I recall Thom Gunn asking me in San Francisco if I had really published a poem entitled ‘Arsehole’. I had. […] Gunn’s comment was a poet’s comment on two languages. “Gee, ‘arsehole’ is so much dirtier than ‘asshole’.” […] “Asshole” is a possible translation of “arsehole” but it isn’t the right translation - not only for the reason given by Thom Gunn. To call someone an “arsehole” is quite different from saying someone is an “asshole”. The former is malignant where the latter is harmless. To be on a desert island with an asshole would be irritating perhaps. To be on the same desert island with an arsehole might even be dangerous.
And, as if on cue, here's Daniel Davies on Egypt:
Basically, what you need is a large population who are a few rungs up from the bottom of society, who aren't interested in freedom and who hate young people. In other words, arseholes. Arseholes, considered as a strategic entity, have the one useful characteristic that is the only useful characteristic in the context of an Egyptian-style popular uprising - there are fucking millions of them.

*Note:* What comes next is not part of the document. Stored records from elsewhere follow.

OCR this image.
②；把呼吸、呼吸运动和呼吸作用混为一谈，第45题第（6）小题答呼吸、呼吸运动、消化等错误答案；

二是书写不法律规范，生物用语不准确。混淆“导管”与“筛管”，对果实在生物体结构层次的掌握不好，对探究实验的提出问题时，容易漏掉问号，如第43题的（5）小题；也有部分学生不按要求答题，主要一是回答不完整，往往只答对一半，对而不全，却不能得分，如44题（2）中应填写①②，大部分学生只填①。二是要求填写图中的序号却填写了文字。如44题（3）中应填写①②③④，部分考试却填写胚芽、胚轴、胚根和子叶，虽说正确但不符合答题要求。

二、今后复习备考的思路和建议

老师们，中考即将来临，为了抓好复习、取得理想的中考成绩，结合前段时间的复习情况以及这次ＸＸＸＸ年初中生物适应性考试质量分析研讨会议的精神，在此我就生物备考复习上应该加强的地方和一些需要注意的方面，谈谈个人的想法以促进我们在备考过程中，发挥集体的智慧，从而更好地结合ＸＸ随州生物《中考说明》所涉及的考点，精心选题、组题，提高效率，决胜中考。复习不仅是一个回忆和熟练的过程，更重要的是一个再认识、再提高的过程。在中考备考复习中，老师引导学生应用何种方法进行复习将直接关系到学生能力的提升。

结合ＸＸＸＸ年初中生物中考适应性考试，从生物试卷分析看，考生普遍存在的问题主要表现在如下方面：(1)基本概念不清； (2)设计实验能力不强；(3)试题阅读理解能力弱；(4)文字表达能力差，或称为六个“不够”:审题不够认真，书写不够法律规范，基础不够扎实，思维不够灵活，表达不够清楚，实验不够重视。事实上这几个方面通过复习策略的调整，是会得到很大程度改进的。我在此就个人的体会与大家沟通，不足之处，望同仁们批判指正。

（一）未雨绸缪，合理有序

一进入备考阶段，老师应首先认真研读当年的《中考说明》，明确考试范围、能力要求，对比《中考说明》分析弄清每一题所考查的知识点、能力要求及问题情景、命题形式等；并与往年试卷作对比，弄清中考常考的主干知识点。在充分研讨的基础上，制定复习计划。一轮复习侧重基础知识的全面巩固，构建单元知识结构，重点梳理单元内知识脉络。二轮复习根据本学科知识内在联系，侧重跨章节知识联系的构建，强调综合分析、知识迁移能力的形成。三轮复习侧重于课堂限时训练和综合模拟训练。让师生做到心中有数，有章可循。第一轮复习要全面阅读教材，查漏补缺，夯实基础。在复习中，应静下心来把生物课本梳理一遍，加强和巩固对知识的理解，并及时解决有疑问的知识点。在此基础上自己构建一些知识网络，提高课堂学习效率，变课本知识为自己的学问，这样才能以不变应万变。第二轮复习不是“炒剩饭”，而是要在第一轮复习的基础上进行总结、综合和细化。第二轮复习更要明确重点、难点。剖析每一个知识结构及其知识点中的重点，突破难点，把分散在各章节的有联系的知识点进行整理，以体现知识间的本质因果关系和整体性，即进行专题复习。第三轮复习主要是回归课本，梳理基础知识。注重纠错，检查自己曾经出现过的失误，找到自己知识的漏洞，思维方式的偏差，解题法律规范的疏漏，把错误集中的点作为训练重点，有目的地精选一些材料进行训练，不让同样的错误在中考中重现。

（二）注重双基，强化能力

(Via Yglesias, who has the linguistic tact not to translate the word.) One is inevitably reminded of the "I'm surrounded by assholes" set-piece in Spaceballs, a precisely converse situation where "arsehole" would be a mistranslation.
I wonder if anyone's bothered to study the difference between "arsehole" usage in rhotic and non-rhotic dialects -- Green's dictionary, maybe? -- there must be something, I feel, but it's hard to isolate immediately from all the other differences between Scottish and southern English speech.
Any time Thom Gunn comes up is a good time to reread "The Gas-poker."